Mattox Beckman said...

I migrated from CVS to Subversion after I left graduate school, and in the past few years migrated from Subversion to Git. I require my students to use version control to turn in assignments and to collaborate, both with me and the other students.

The problem with a central repository is that, if something goes wrong, *nobody* can use the code anymore. Subversion is pretty stable, but once in a while "things happen".

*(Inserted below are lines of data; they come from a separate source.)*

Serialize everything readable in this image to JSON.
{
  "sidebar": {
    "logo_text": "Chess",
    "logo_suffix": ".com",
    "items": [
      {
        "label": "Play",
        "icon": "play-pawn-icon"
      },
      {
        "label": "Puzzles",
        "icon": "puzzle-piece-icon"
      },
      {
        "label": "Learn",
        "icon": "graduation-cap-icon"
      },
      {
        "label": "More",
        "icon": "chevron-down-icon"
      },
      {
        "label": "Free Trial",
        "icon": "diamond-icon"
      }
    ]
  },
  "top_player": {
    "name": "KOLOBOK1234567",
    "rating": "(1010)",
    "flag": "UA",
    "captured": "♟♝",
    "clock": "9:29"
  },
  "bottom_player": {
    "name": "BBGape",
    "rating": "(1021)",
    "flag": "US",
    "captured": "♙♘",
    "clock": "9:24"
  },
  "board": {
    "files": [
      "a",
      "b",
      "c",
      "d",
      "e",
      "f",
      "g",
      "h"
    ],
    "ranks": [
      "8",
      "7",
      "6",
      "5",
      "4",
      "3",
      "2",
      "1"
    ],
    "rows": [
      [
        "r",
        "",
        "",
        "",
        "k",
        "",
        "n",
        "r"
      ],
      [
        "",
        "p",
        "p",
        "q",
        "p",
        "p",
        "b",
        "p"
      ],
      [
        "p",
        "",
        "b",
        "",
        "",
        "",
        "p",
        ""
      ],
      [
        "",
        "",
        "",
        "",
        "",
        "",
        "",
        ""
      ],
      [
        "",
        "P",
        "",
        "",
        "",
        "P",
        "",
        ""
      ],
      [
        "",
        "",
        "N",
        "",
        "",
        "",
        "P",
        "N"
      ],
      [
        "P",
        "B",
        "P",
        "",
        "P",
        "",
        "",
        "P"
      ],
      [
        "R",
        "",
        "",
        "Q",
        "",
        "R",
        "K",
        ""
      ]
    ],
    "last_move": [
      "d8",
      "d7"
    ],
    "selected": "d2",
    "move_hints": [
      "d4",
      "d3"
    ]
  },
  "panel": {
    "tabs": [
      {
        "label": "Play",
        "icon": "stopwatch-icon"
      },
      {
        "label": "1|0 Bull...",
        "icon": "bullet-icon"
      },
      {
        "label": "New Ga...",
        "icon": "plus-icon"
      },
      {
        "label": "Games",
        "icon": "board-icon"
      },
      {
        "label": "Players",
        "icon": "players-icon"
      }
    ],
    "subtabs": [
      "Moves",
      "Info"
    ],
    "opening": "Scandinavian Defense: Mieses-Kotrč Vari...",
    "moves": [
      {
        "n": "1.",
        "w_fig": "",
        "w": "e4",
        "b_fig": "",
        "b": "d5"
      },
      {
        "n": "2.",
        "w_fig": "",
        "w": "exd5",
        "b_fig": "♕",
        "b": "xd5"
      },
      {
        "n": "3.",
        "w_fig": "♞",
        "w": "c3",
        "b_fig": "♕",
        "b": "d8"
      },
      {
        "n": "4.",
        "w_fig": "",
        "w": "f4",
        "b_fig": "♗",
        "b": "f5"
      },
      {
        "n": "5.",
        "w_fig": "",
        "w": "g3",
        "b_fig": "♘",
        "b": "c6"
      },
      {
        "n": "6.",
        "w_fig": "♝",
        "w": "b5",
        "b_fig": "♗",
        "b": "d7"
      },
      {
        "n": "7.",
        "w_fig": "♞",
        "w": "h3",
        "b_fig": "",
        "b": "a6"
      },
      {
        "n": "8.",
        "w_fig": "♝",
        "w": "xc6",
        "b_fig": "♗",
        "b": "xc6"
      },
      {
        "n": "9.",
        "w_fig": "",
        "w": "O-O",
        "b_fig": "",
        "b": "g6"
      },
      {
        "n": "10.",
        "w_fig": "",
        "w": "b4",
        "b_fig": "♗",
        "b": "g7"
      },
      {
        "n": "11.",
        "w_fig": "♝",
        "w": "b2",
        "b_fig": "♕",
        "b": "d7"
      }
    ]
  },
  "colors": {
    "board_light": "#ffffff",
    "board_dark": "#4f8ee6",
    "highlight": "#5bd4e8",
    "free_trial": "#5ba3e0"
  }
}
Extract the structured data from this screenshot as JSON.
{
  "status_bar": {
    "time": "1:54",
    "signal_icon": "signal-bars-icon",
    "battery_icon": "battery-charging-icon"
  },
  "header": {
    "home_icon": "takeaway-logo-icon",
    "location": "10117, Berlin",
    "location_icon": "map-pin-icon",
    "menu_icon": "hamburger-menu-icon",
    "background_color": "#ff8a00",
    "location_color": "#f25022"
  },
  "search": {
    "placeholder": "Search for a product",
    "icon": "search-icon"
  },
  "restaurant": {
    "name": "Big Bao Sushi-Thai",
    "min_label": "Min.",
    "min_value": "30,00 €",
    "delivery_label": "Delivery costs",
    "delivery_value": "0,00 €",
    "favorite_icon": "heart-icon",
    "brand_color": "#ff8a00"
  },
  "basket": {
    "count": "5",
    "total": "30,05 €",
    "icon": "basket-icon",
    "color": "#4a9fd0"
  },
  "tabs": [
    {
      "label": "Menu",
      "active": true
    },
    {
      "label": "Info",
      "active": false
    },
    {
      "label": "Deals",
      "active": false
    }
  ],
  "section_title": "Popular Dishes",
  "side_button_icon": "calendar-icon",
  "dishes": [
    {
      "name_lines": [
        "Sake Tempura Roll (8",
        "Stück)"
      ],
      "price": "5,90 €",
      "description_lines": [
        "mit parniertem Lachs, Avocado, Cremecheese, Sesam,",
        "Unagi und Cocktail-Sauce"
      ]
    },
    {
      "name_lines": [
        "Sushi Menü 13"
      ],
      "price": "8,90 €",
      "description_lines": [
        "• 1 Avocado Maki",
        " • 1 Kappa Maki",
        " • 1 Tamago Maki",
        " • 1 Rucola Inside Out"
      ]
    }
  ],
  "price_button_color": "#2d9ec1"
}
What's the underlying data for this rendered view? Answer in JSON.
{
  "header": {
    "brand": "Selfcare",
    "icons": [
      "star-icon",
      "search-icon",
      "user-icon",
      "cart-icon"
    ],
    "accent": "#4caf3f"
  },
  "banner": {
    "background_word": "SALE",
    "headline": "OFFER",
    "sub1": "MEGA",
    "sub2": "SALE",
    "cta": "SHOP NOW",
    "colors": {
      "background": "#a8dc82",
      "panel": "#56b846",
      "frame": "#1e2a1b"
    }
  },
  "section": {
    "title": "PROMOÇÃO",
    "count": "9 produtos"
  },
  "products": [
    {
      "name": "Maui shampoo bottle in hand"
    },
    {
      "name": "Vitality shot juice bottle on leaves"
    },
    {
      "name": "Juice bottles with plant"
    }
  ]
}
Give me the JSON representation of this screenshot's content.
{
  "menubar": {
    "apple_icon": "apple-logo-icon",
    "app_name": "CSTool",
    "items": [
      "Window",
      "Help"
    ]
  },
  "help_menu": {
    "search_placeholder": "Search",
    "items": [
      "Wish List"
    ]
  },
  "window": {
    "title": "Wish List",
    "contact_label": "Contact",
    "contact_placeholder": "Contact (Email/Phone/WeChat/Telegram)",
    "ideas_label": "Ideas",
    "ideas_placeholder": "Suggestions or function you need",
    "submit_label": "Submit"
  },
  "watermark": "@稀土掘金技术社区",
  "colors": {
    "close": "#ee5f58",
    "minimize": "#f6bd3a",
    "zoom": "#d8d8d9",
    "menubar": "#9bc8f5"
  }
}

The problem with git is that you have to teach people the difference between committing code (putting the changes in your own repository) vs pushing the code (publishing the changes to the remote repository). It's not that hard, but I always have a few students who don't pay serious enough attention to the tutorial and get in trouble later when they can't read the error messages and discover that they cannot turn in their assignments. Most of my students seem to switch to git for their personal coding afterwards, though.

I have been using gitosis for collaboration (since I have a linux server under my command), and it mostly meets my needs. The fact that it's scriptable helps. It uses secure shell keys for authentication, and I have a few python scripts to watch student accounts and copy over secure shell keys as needed. Note: if you break the master secure shell key, the gitosis server needs its own account; it's best to set this up on a machine on which you have root access.

I would absolutely recommend git over subversion (hold on, let me raise shields here). My impression is that mercurial is extremely similar to git; the git tutorial I started on was a rewrite of mercurial's. I would say use whichever of those two best supports your own platforms.